“The history of salvation is worked out “in hope against hope” (Rom 4:18), through our weaknesses. All too often, we think that God works only through our better parts, yet most of his plans are realized in and despite our frailty” (Patris Corde 2).
“Since this is part of the entire economy of salvation, we must learn to look upon our weaknesses with tender mercy” (Patris Corde 2).
“He also teaches us that amid the tempests of life, we must never be afraid to let the Lord steer our course. At times, we want to be in complete control, yet God always sees the bigger picture” (Patris Corde 2).

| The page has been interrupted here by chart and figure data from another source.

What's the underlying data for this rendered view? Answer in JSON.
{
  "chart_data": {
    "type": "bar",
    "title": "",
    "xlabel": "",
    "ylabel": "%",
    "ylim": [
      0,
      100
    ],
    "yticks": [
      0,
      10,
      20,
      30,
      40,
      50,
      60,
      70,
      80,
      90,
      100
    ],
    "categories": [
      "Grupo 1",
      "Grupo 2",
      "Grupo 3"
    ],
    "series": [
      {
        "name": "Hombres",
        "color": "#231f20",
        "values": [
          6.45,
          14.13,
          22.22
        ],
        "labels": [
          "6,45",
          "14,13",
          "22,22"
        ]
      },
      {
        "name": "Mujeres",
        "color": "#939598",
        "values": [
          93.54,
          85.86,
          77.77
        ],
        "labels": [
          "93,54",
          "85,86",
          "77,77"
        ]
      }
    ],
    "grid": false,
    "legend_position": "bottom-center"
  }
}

Just as God told Joseph: “Son of David, do not be afraid!” (Mt 1:20), so he seems to tell us: “Do not be afraid!” We need to set aside all anger and disappointment, and to embrace the way things are, even when they do not turn out as we wish. Not with mere resignation but with hope and courage. In this way, we become open to a deeper meaning. Our lives can be miraculously reborn if we find the courage to live them in accordance with the Gospel” (Patris Corde 4).

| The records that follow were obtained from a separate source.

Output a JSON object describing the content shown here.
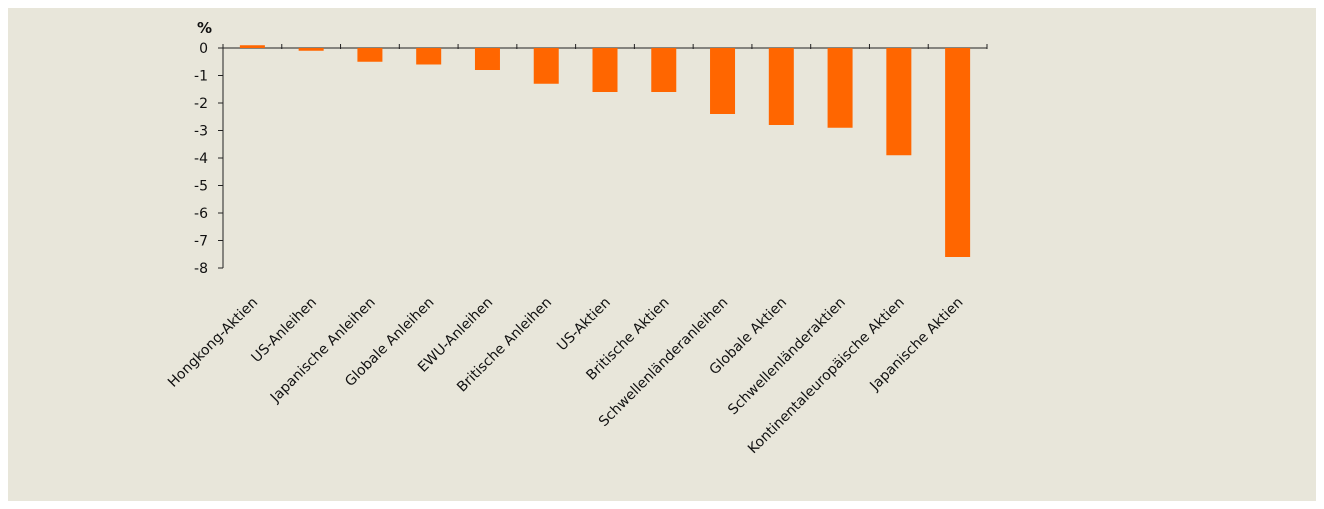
{
  "chart_data": {
    "type": "bar",
    "ylabel": "%",
    "ylim": [
      -8,
      0
    ],
    "yticks": [
      0,
      -1,
      -2,
      -3,
      -4,
      -5,
      -6,
      -7,
      -8
    ],
    "grid": false,
    "bar_color": "#ff6600",
    "background_color": "#e8e6da",
    "categories": [
      "Hongkong-Aktien",
      "US-Anleihen",
      "Japanische Anleihen",
      "Globale Anleihen",
      "EWU-Anleihen",
      "Britische Anleihen",
      "US-Aktien",
      "Britische Aktien",
      "Schwellenländeranleihen",
      "Globale Aktien",
      "Schwellenländeraktien",
      "Kontinentaleuropäische Aktien",
      "Japanische Aktien"
    ],
    "values": [
      0.1,
      -0.1,
      -0.5,
      -0.6,
      -0.8,
      -1.3,
      -1.6,
      -1.6,
      -2.4,
      -2.8,
      -2.9,
      -3.9,
      -7.6
    ]
  }
}
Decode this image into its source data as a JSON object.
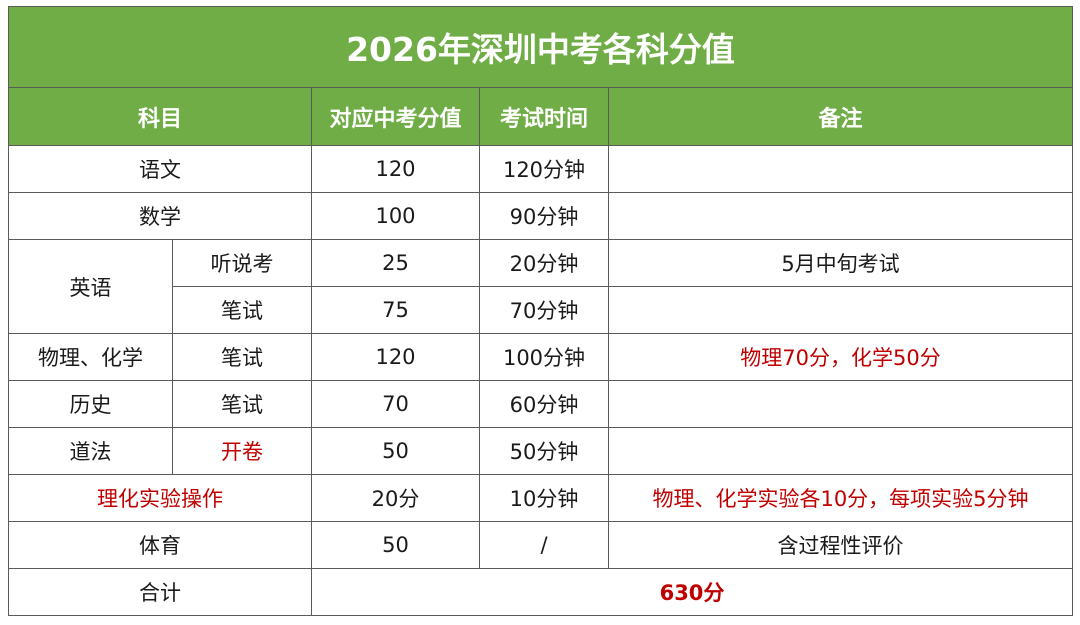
{
  "title": "2026年深圳中考各科分值",
  "headers": {
    "subject": "科目",
    "score": "对应中考分值",
    "time": "考试时间",
    "note": "备注"
  },
  "rows": {
    "chinese": {
      "subject": "语文",
      "score": "120",
      "time": "120分钟",
      "note": ""
    },
    "math": {
      "subject": "数学",
      "score": "100",
      "time": "90分钟",
      "note": ""
    },
    "english": {
      "subject": "英语",
      "listening": {
        "part": "听说考",
        "score": "25",
        "time": "20分钟",
        "note": "5月中旬考试"
      },
      "written": {
        "part": "笔试",
        "score": "75",
        "time": "70分钟",
        "note": ""
      }
    },
    "physchem": {
      "subject": "物理、化学",
      "part": "笔试",
      "score": "120",
      "time": "100分钟",
      "note": "物理70分，化学50分"
    },
    "history": {
      "subject": "历史",
      "part": "笔试",
      "score": "70",
      "time": "60分钟",
      "note": ""
    },
    "law": {
      "subject": "道法",
      "part": "开卷",
      "score": "50",
      "time": "50分钟",
      "note": ""
    },
    "lab": {
      "subject": "理化实验操作",
      "score": "20分",
      "time": "10分钟",
      "note": "物理、化学实验各10分，每项实验5分钟"
    },
    "pe": {
      "subject": "体育",
      "score": "50",
      "time": "/",
      "note": "含过程性评价"
    },
    "total": {
      "label": "合计",
      "value": "630分"
    }
  },
  "colors": {
    "header_bg": "#70ad47",
    "accent_red": "#c00000"
  }
}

“If at times God seems not to help us, surely this does not mean that we have been abandoned, but instead are being trusted to plan, to be creative, and to find solutions ourselves” (Patris Corde 5).
“A father who realizes that he is most a father and educator at the point when he becomes “useless”, when he sees that his child has become independent and can walk the paths of life unaccompanied” (Patris Corde 7).